1/2 stick unsalted butter, cut in pieces
4 pounds Granny Smith apples, peeled, cored and each cut into 8 wedges
3/4 cup sugar
1 teaspoon grated orange zest
1/4 cup apricot preserves
1/6 cup brandy
2 cups self-rising flour
3 tablespoons sugar
1/8 teaspoon salt
1 stick unsalted butter, cut into bits
1 cup heavy cream, chilled
1 large egg yolk
1 tablespoon heavy cream, not chilled
1/8 cup granulated sugar
Melt butter in a wide heavy pot. Heat over moderate high heat until foam subsides; then sauté apples with sugar and zest, stirring until apples are slightly softened, about 5 minutes.
Transfer apples with a slotted spoon to a shallow baking pan.
Transfer all apple juices to a pot.
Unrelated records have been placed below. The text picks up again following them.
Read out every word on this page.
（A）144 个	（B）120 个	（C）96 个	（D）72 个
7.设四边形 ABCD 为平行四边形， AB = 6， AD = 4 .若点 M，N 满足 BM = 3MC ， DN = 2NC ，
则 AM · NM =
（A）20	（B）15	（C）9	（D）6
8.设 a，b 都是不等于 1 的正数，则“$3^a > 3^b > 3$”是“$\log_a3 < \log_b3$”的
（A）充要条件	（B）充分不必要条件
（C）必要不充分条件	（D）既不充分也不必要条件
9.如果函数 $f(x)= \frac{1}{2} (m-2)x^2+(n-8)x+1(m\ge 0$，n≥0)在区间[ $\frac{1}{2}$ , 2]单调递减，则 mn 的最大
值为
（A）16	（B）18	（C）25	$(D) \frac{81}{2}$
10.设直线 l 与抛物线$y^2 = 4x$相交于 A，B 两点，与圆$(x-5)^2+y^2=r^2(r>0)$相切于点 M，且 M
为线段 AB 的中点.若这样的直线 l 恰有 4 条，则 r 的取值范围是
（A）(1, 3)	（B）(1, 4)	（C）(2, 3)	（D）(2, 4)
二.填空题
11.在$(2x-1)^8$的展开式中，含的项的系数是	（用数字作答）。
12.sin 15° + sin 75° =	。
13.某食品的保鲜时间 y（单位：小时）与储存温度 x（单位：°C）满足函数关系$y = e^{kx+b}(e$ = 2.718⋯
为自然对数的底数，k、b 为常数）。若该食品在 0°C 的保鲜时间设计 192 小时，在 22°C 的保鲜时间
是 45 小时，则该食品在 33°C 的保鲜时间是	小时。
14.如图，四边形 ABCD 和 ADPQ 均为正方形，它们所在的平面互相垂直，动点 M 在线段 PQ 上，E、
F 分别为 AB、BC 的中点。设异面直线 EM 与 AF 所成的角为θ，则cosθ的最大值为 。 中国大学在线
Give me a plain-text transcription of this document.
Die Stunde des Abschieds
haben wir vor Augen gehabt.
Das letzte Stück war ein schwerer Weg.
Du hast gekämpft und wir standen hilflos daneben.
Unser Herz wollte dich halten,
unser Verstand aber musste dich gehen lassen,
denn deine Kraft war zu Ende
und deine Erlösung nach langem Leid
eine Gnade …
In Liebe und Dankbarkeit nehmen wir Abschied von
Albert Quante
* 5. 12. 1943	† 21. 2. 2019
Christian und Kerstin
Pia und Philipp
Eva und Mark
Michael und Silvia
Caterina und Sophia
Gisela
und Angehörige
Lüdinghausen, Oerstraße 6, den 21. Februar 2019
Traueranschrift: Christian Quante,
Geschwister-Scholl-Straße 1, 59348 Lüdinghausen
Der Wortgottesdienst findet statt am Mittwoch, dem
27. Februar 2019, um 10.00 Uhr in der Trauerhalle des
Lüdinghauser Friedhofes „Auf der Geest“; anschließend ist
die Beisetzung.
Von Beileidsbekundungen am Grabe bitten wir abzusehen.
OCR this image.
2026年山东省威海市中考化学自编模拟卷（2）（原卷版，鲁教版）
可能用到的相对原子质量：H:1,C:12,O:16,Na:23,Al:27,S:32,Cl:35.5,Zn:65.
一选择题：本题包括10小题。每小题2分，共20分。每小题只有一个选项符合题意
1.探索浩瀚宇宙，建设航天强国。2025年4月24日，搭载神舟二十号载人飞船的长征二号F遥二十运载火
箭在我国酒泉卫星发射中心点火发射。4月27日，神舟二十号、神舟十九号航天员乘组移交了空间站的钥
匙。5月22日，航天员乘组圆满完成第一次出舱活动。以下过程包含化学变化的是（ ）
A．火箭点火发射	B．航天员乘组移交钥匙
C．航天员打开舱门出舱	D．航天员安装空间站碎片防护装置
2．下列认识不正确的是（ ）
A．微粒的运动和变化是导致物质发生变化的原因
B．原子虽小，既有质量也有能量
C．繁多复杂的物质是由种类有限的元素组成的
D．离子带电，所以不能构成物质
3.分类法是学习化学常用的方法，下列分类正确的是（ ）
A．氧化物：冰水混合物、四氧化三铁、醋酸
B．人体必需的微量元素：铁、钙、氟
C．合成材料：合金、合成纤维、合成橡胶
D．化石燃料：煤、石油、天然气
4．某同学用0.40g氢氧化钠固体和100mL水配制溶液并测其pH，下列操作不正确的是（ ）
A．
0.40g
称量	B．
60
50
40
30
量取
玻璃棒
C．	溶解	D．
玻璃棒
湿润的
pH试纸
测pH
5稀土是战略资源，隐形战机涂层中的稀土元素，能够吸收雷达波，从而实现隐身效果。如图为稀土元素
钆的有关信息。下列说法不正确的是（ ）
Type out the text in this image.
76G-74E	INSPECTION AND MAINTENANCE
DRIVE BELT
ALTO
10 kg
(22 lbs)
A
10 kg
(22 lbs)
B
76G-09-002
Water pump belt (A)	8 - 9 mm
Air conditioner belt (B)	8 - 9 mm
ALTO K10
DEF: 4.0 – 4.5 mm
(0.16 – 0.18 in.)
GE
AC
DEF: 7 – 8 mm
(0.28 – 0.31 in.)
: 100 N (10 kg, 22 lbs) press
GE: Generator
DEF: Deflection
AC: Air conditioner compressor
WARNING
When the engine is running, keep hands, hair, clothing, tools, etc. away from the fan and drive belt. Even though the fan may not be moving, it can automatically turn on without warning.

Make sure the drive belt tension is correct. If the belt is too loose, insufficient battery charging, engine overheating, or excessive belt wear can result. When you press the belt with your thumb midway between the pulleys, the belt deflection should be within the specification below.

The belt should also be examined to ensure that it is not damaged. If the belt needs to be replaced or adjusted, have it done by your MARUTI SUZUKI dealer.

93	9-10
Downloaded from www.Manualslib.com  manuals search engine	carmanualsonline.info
Stir in preserves and brandy and bring to a boil, stirring occasionally. Pour mixture over apples.
Make topping and bake cobbler:
Preheat oven to 375 degrees.
Pulse flour, sugar and salt in food processor just until blended. Add butter and pulse just until mixture resembles course meal.
Transfer to a large bowl and add chilled cream, stirring gently to form a dough. Knead dough 4 to 6 times with floured hands. Roll out dough 3/4-inch thick, flouring surface as needed, and cut out 6 to 7 rounds.
Arrange rounds on top of apples about 1/2 inch apart. Stir together yolk and unchilled cream and brush onto topping. Sprinkle sugar generously over biscuits. Bake until topping is golden brown, 35 to 40 minutes.
In our climate, apple trees are best planted in either the early spring or fall, when they are still young. A 4' whip, or central stem that has yet to branch, is a good and inexpensive way to start.
Apples like a sunny site with good drainage. If you want only one tree, make sure that it is self-pollinating. Otherwise, plant at least two trees, as they need one another for pollination.
Determine the expected height of the tree and plant the whips at least that far apart.
Once planted, cut back the tree to just above a bud to encourage low branching and make future harvesting easier. Water well and mulch a 3' circle around the tree, leaving 6" between the mulch and the trunk. As the tree grows, enlarge the mulch circle so that it reaches the outermost branches.
The timing of your first apple harvest is determined by the cultivar you choose. It is reasonable to expect 4 years before you can harvest your first fruits. Your patience and care will be rewarded.